Acórdão nº 1373/06.7TBFLG.G1.S1-A de Supremo Tribunal de Justiça (Portugal), 23 de Fevereiro de 2016

Magistrado ResponsávelJÚLIO GOMES
Data da Resolução23 de Fevereiro de 2016
EmissorSupremo Tribunal de Justiça (Portugal)

Acordam no Pleno das Secções Cíveis do STJ: Relatório Em 15/05/2006 AA, Lda intentou contra o Estado português, BB, Lda, CC e DD, acção de condenação, com processo ordinário, pedindo: a) o reconhecimento do direito de propriedade da Autora sobre ambos os prédios rústicos que identifica na petição inicial, afirmando ser a possuidora de forma pública e pacífica da propriedade murada que integra os referidos prédios desde 1998; b) a declaração de que o artigo 1408 urbano do ... constitui uma duplicação do artigo 1002 de ... e que a habitação ali referida se situa totalmente na freguesia de ..., ...; c) a declaração de que a Ré “BB” nunca possuiu o que quer que fosse da propriedade referida e que a descrição predial 620 de ... provém de terrenos anteriormente pertencentes a EE ou FF; d) que fosse reconhecido que da propriedade em causa o mencionado EE apenas foi proprietário da parcela referida no artigo 37 e, consequentemente, caso se entenda que o prédio descrito sob o artigo 620 do ... compreende parte da propriedade em causa e caso se entenda que a Ré “BB” adquiriu essa parcela, se reconheça que da referida parcela o terceiro Réu apenas comprou a parcela do artigo 37; e) que fossem os Réus condenados a absterem-se de praticar qualquer acto que perturbe a posse da Autora sobre a propriedade murada identificada, sob pena de multa, e mantida a Autora na posse da mesma ou subsidiariamente com a exclusão da parcela 37; f) que fosse ordenado o cancelamento do registo efectuado na Conservatória do Registo Predial em 01.03.2012, apresentação 366, sobre a ficha de ....

Os Réus contestaram.

Foi proferida sentença que julgou a acção improcedente por não provada, tendo os Réus sido absolvidos do pedido.

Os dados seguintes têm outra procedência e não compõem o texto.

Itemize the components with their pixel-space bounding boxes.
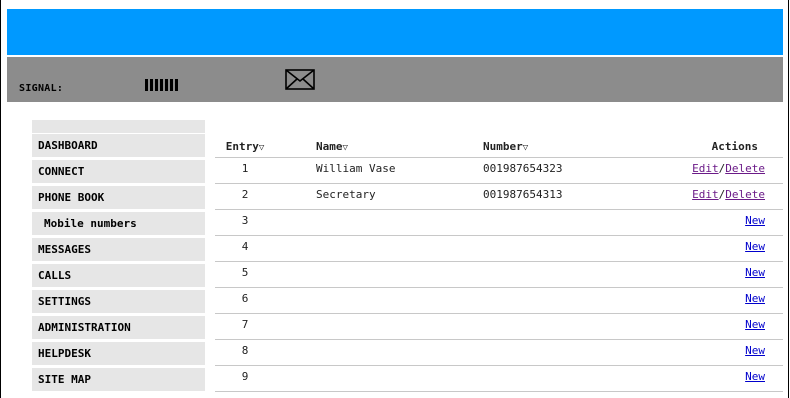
actions-cell: New xyxy=(745,266,765,279)
phone-book-table: Entry▽ Name▽ Number▽ Actions 1 William V… xyxy=(215,137,783,392)
sort-icon: ▽ xyxy=(342,143,348,153)
sidebar-item-messages[interactable]: MESSAGES xyxy=(32,238,205,264)
entry-cell: 7 xyxy=(241,318,249,331)
sidebar-header xyxy=(32,120,205,133)
table-row: 1 William Vase 001987654323 Edit/Delete xyxy=(215,158,783,184)
actions-cell: New xyxy=(745,214,765,227)
name-cell: William Vase xyxy=(316,162,396,175)
new-link[interactable]: New xyxy=(745,266,765,279)
actions-cell: New xyxy=(745,292,765,305)
sidebar-item-site-map[interactable]: SITE MAP xyxy=(32,368,205,394)
signal-label: SIGNAL: xyxy=(19,83,64,94)
sidebar-item-dashboard[interactable]: DASHBOARD xyxy=(32,134,205,160)
name-column-header[interactable]: Name▽ xyxy=(316,140,348,153)
sort-icon: ▽ xyxy=(258,143,265,153)
table-row: 8 New xyxy=(215,340,783,366)
actions-cell: New xyxy=(745,318,765,331)
delete-link[interactable]: Delete xyxy=(725,162,765,175)
new-link[interactable]: New xyxy=(745,318,765,331)
entry-cell: 3 xyxy=(241,214,249,227)
table-row: 2 Secretary 001987654313 Edit/Delete xyxy=(215,184,783,210)
actions-cell: New xyxy=(745,370,765,383)
sidebar-item-calls[interactable]: CALLS xyxy=(32,264,205,290)
new-link[interactable]: New xyxy=(745,370,765,383)
new-link[interactable]: New xyxy=(745,344,765,357)
sort-icon: ▽ xyxy=(522,143,529,153)
edit-link[interactable]: Edit xyxy=(692,188,719,201)
entry-cell: 6 xyxy=(241,292,249,305)
table-row: 4 New xyxy=(215,236,783,262)
entry-cell: 4 xyxy=(241,240,249,253)
status-bar: SIGNAL: xyxy=(7,57,783,102)
entry-cell: 1 xyxy=(241,162,249,175)
entry-cell: 8 xyxy=(241,344,249,357)
table-row: 6 New xyxy=(215,288,783,314)
new-link[interactable]: New xyxy=(745,214,765,227)
new-link[interactable]: New xyxy=(745,240,765,253)
entry-column-header[interactable]: Entry▽ xyxy=(215,140,275,153)
entry-cell: 5 xyxy=(241,266,249,279)
actions-cell: New xyxy=(745,344,765,357)
actions-cell: Edit/Delete xyxy=(692,188,765,201)
actions-cell: New xyxy=(745,240,765,253)
new-link[interactable]: New xyxy=(745,292,765,305)
sidebar-nav: DASHBOARD CONNECT PHONE BOOK Mobile numb… xyxy=(32,120,205,394)
actions-cell: Edit/Delete xyxy=(692,162,765,175)
number-column-header[interactable]: Number▽ xyxy=(483,140,528,153)
table-row: 7 New xyxy=(215,314,783,340)
top-banner xyxy=(7,9,783,57)
entry-cell: 9 xyxy=(241,370,249,383)
sidebar-item-mobile-numbers[interactable]: Mobile numbers xyxy=(32,212,205,238)
sidebar-item-phone-book[interactable]: PHONE BOOK xyxy=(32,186,205,212)
name-cell: Secretary xyxy=(316,188,376,201)
sidebar-item-helpdesk[interactable]: HELPDESK xyxy=(32,342,205,368)
envelope-icon[interactable] xyxy=(285,69,315,90)
entry-cell: 2 xyxy=(241,188,249,201)
table-row: 9 New xyxy=(215,366,783,392)
actions-column-header: Actions xyxy=(711,140,758,153)
edit-link[interactable]: Edit xyxy=(692,162,719,175)
signal-strength-icon xyxy=(145,79,178,91)
delete-link[interactable]: Delete xyxy=(725,188,765,201)
table-header: Entry▽ Name▽ Number▽ Actions xyxy=(215,137,783,158)
table-row: 5 New xyxy=(215,262,783,288)
sidebar-item-connect[interactable]: CONNECT xyxy=(32,160,205,186)
number-cell: 001987654323 xyxy=(483,162,563,175)
sidebar-item-administration[interactable]: ADMINISTRATION xyxy=(32,316,205,342)
table-row: 3 New xyxy=(215,210,783,236)
sidebar-item-settings[interactable]: SETTINGS xyxy=(32,290,205,316)
number-cell: 001987654313 xyxy=(483,188,563,201)
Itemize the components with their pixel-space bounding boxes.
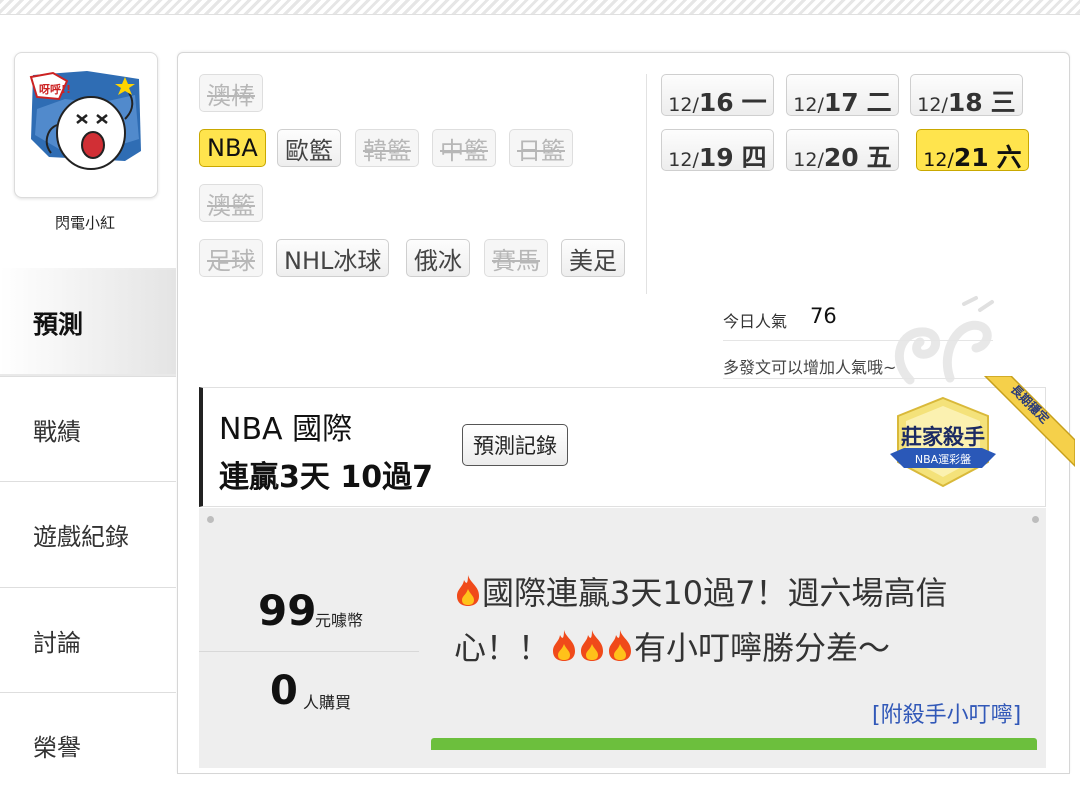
price-value: 99 — [258, 586, 317, 635]
prediction-record-button[interactable]: 預測記錄 — [462, 424, 568, 466]
sidebar-item-discussion[interactable]: 討論 — [0, 587, 176, 693]
long-term-stable-ribbon-icon: 長期穩定 — [983, 376, 1075, 468]
buy-button-bar[interactable] — [431, 738, 1037, 750]
date-day: 19 — [698, 143, 734, 172]
date-day: 16 — [698, 88, 734, 117]
avatar[interactable]: 呀呼!! — [14, 52, 158, 198]
sidebar-item-predict[interactable]: 預測 — [0, 270, 176, 376]
buyers-unit: 人購買 — [303, 693, 352, 712]
pin-icon — [207, 516, 214, 523]
date-month: 12/ — [917, 94, 948, 116]
popularity-label: 今日人氣 — [723, 312, 788, 331]
date-chip-12-17[interactable]: 12/17 二 — [786, 74, 899, 117]
date-day: 18 — [947, 88, 983, 117]
fire-icon — [457, 575, 479, 606]
popularity-value: 76 — [810, 304, 837, 328]
divider — [199, 651, 419, 652]
date-month: 12/ — [793, 149, 824, 171]
svg-text:莊家殺手: 莊家殺手 — [901, 425, 985, 449]
pin-icon — [1032, 516, 1039, 523]
sport-chip-nhl[interactable]: NHL冰球 — [276, 239, 390, 277]
prediction-streak: 連贏3天 10過7 — [219, 460, 433, 495]
date-weekday: 二 — [866, 88, 892, 117]
sport-chip-nba[interactable]: NBA — [199, 129, 266, 167]
sport-chip-horse-racing: 賽馬 — [484, 239, 548, 277]
date-month: 12/ — [793, 94, 824, 116]
date-chip-12-16[interactable]: 12/16 一 — [661, 74, 774, 117]
buyers-count: 0 — [270, 668, 298, 714]
sport-chip-soccer: 足球 — [199, 239, 263, 277]
sidebar-item-label: 預測 — [33, 310, 84, 339]
attached-tips-link[interactable]: [附殺手小叮嚀] — [872, 697, 1021, 729]
sport-chip-aus-baseball: 澳棒 — [199, 74, 263, 112]
avatar-image: 呀呼!! — [29, 69, 143, 181]
sidebar-item-record[interactable]: 戰績 — [0, 376, 176, 482]
fire-icon — [609, 630, 632, 661]
date-weekday: 一 — [741, 88, 767, 117]
sport-chip-aus-basketball: 澳籃 — [199, 184, 263, 222]
prediction-description: 國際連贏3天10過7！週六場高信心！！ 有小叮嚀勝分差～ — [454, 566, 1014, 676]
svg-text:NBA運彩盤: NBA運彩盤 — [915, 453, 971, 466]
date-month: 12/ — [923, 149, 954, 171]
description-text: 有小叮嚀勝分差～ — [634, 629, 891, 667]
sidebar-item-label: 遊戲紀錄 — [33, 523, 129, 551]
date-weekday: 四 — [741, 143, 767, 172]
date-weekday: 五 — [866, 143, 892, 172]
date-chip-12-20[interactable]: 12/20 五 — [786, 129, 899, 172]
date-chip-12-18[interactable]: 12/18 三 — [910, 74, 1023, 117]
popularity-hint: 多發文可以增加人氣哦~ — [723, 358, 897, 377]
date-day: 20 — [823, 143, 859, 172]
sport-chip-china-basketball: 中籃 — [432, 129, 496, 167]
sidebar-item-game-log[interactable]: 遊戲紀錄 — [0, 481, 176, 587]
sidebar-item-honor[interactable]: 榮譽 — [0, 692, 176, 798]
decorative-swirl-icon — [894, 296, 994, 385]
date-weekday: 三 — [990, 88, 1016, 117]
fire-icon — [553, 630, 576, 661]
sidebar-item-label: 榮譽 — [33, 734, 81, 762]
sidebar-item-label: 討論 — [33, 629, 81, 657]
sport-chip-american-football[interactable]: 美足 — [561, 239, 625, 277]
username: 閃電小紅 — [54, 214, 115, 232]
sport-chip-japan-basketball: 日籃 — [509, 129, 573, 167]
price-unit: 元噱幣 — [315, 611, 364, 630]
fire-icon — [581, 630, 604, 661]
svg-text:呀呼!!: 呀呼!! — [39, 82, 71, 96]
date-day: 17 — [823, 88, 859, 117]
date-chip-12-21[interactable]: 12/21 六 — [916, 129, 1029, 172]
date-month: 12/ — [668, 149, 699, 171]
divider — [723, 378, 993, 379]
divider — [723, 340, 993, 341]
divider — [646, 74, 647, 294]
date-day: 21 — [953, 143, 989, 172]
prediction-league: NBA 國際 — [219, 412, 353, 447]
top-border-decoration — [0, 0, 1080, 15]
date-chip-12-19[interactable]: 12/19 四 — [661, 129, 774, 172]
date-month: 12/ — [668, 94, 699, 116]
sport-chip-russia-hockey[interactable]: 俄冰 — [406, 239, 470, 277]
date-weekday: 六 — [996, 143, 1022, 172]
sport-chip-euro-basketball[interactable]: 歐籃 — [277, 129, 341, 167]
sport-chip-korea-basketball: 韓籃 — [355, 129, 419, 167]
sidebar-item-label: 戰績 — [33, 418, 81, 446]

Inconformada a Autora recorreu.

O Tribunal da Relação negou provimento à apelação, tendo confimado a sentença apelada.

Novamente inconformada a Autora interpôs recurso de revista a 07/03/2014, tendo a revista sido negada pelo Supremo Tribunal de Justiça em Acórdão proferido a 11/09/2014.

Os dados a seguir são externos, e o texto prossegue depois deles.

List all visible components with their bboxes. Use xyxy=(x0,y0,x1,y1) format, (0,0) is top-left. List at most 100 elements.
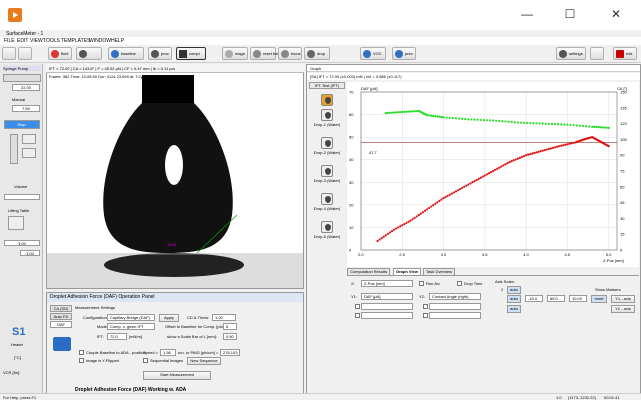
up-arrow-icon[interactable] xyxy=(22,134,36,144)
proc-button[interactable]: proc xyxy=(148,47,172,60)
dispense-button[interactable]: Disp. xyxy=(4,120,40,129)
menu-view[interactable]: VIEW xyxy=(30,38,43,44)
x-auto-button[interactable]: auto xyxy=(507,286,521,294)
tab-daf[interactable]: DAF xyxy=(50,321,72,328)
sequential-checkbox[interactable] xyxy=(143,358,148,363)
series-select-3[interactable] xyxy=(361,312,413,319)
data-point xyxy=(450,192,453,195)
tab-ca-sd[interactable]: CA (SD) xyxy=(50,305,72,312)
drop-button[interactable] xyxy=(76,47,102,60)
data-point xyxy=(599,126,602,129)
series-checkbox-1[interactable] xyxy=(355,304,360,309)
couple-checkbox[interactable] xyxy=(79,350,84,355)
rate-value[interactable]: 7.50 xyxy=(12,105,40,112)
minimize-button[interactable]: — xyxy=(521,8,533,20)
series-checkbox-3[interactable] xyxy=(355,313,360,318)
status-help: For Help, press F1 xyxy=(3,395,37,400)
menu-help[interactable]: HELP xyxy=(111,38,124,44)
ift-label: IFT: xyxy=(97,334,104,339)
close-button[interactable]: ✕ xyxy=(610,8,622,20)
series-select-1[interactable] xyxy=(361,303,413,310)
drop-item-4[interactable]: Drop-4 (Water) xyxy=(307,193,347,211)
x-select[interactable]: Z-Pos [mm] xyxy=(361,280,413,287)
mode-select[interactable]: Comp. v. given IFT xyxy=(107,323,155,330)
drop-tool-button[interactable]: drop xyxy=(304,47,330,60)
y1-select[interactable]: DAF [µN] xyxy=(361,293,413,300)
y1-step-field[interactable]: 10.00 xyxy=(569,295,587,302)
settings-button[interactable]: settings xyxy=(556,47,586,60)
lifting-value[interactable]: 3.00 xyxy=(4,240,40,246)
data-point xyxy=(535,151,538,154)
series-checkbox-2[interactable] xyxy=(423,304,428,309)
open-icon[interactable] xyxy=(2,47,16,60)
y2-select[interactable]: Contact Angle (right) xyxy=(429,293,481,300)
menu-file[interactable]: FILE xyxy=(4,38,15,44)
drop-item-3[interactable]: Drop-3 (Water) xyxy=(307,165,347,183)
series-select-4[interactable] xyxy=(429,312,481,319)
dosing-slider[interactable] xyxy=(10,134,18,164)
runno-radio[interactable] xyxy=(419,281,424,286)
offset-field[interactable]: 5 xyxy=(223,323,237,330)
syringe-slider[interactable] xyxy=(3,74,41,82)
daf-chart[interactable]: 2.0 2.5 3.0 3.5 4.0 4.5 5.00102030405060700153… xyxy=(347,82,639,267)
volume-field[interactable] xyxy=(4,194,40,200)
ift-field[interactable]: 72.0 xyxy=(107,333,127,340)
x-tick-label: 3.5 xyxy=(482,252,488,257)
data-point xyxy=(388,231,392,234)
y2-axis-button[interactable]: Y2 - axis xyxy=(611,305,635,313)
droptime-radio[interactable] xyxy=(457,281,462,286)
data-point xyxy=(564,143,567,146)
y2-auto-button[interactable]: auto xyxy=(507,305,521,313)
start-measurement-button[interactable]: Start Measurement xyxy=(143,371,211,380)
series-select-2[interactable] xyxy=(429,303,481,310)
tab-graph-view[interactable]: Graph View xyxy=(393,268,421,275)
config-select[interactable]: Capillary Bridge (DAF) xyxy=(107,314,155,321)
apply-button[interactable]: Apply xyxy=(159,314,179,322)
y1-min-field[interactable]: -15.0 xyxy=(525,295,543,302)
tab-auto-fd[interactable]: Auto FD xyxy=(50,313,72,320)
y1-axis-button[interactable]: Y1 - axis xyxy=(611,295,635,303)
speed-field-2[interactable]: 276.103 xyxy=(220,349,240,356)
tab-computation-results[interactable]: Computation Results xyxy=(347,268,391,275)
cd-field[interactable]: 1.20 xyxy=(212,314,236,321)
drop-item-2[interactable]: Drop-2 (Water) xyxy=(307,137,347,155)
reset-timer-button[interactable]: reset timer xyxy=(250,47,282,60)
menu-edit[interactable]: EDIT xyxy=(17,38,28,44)
y1-max-field[interactable]: 65.0 xyxy=(547,295,565,302)
data-point xyxy=(597,126,600,129)
focus-button[interactable]: focus xyxy=(278,47,302,60)
down-arrow-icon[interactable] xyxy=(22,148,36,158)
scale-field[interactable]: 0.50 xyxy=(223,333,237,340)
menu-window[interactable]: WINDOW xyxy=(89,38,111,44)
compl-button[interactable]: compl xyxy=(176,47,206,60)
menu-tools[interactable]: TOOLS xyxy=(43,38,60,44)
data-point xyxy=(436,115,439,118)
baseline-button[interactable]: baseline xyxy=(108,47,144,60)
reset-button[interactable]: reset xyxy=(591,295,607,303)
voc-button[interactable]: VOC xyxy=(360,47,386,60)
series-checkbox-4[interactable] xyxy=(423,313,428,318)
data-point xyxy=(551,146,555,149)
drop-item-1[interactable]: Drop-1 (Water) xyxy=(307,109,347,127)
help-icon[interactable] xyxy=(590,47,604,60)
magn-button[interactable]: magn xyxy=(222,47,248,60)
new-sequence-button[interactable]: New Sequence xyxy=(187,357,221,365)
tab-task-overview[interactable]: Task Overview xyxy=(423,268,456,275)
drop-item-ift[interactable] xyxy=(307,94,347,107)
fluid-button[interactable]: fluid xyxy=(48,47,72,60)
menu-templates[interactable]: TEMPLATES xyxy=(61,38,90,44)
drop-list-header[interactable]: IFT-Test (IFT) xyxy=(309,82,345,89)
syringe-value[interactable]: 22.00 xyxy=(12,84,40,91)
flipped-checkbox[interactable] xyxy=(79,358,84,363)
data-point xyxy=(463,185,466,188)
data-point xyxy=(595,125,598,129)
save-icon[interactable] xyxy=(18,47,32,60)
speed-field[interactable]: 1.56 xyxy=(160,349,176,356)
maximize-button[interactable]: ☐ xyxy=(564,8,576,20)
bottom-value[interactable]: 3.00 xyxy=(20,250,40,256)
prev-button[interactable]: prev xyxy=(392,47,416,60)
camera-view[interactable]: 1433 xyxy=(46,64,304,289)
exit-button[interactable]: exit xyxy=(613,47,637,60)
y1-auto-button[interactable]: auto xyxy=(507,295,521,303)
drop-item-5[interactable]: Drop-5 (Water) xyxy=(307,221,347,239)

AA, Lda, interpôs então, nos termos dos artigos 688.º e seguintes do Código do Processo Civil, recurso para uniformização de jurisprudência quanto à questão jurídica que identifica como sendo a seguinte: “perante o caso de duplicação de descrições prediais e linhas de registo incompatíveis, qual o valor a atribuir o registo derivado do acto mais antigo?” (artigo 10.º do Recurso).

Para o efeito invocou uma oposição de julgados entre o Acórdão do Supremo Tribunal de Justiça de 23/02/2012, no processo n.º 67/07.0TBCRZ.P1.S1 (doravante designado Acórdão fundamento) e o Acórdão recorrido no âmbito deste processo proferido, como já se referiu, a 11/09/2014.

O Ministério Público não respondeu ao Recurso.

O Recurso agora apresentado apresenta as seguintes conclusões: “I. – O acórdão recorrido relativamente à mesma questão fundamental de direito está em oposição com o acórdão do STJ de 23/02/2012, no processo n.º 67/07.0TBCRZ.P1.S1; II. Sendo adoptada a tese do Acórdão fundamento a acção teria de proceder.

  1. Encontrando-se um prédio duplamente descrito na Conservatória do Registo Predial com inscrições a favor dos AA. e dos RR., verifica-se haver uma concorrência de presunções derivadas do registo, devendo neste caso, prevalecer a que derivar do acto de registo mais antigo, valendo para o efeito a data de apresentação a registo, ou tendo a mesma data o respectivo número de ordem.

  2. A resposta à questão da duplicação das descrições prediais e resolução dos registos incompatíveis está nos artigos 6.º n.º 1 e 34.º do Código do Registo Predial.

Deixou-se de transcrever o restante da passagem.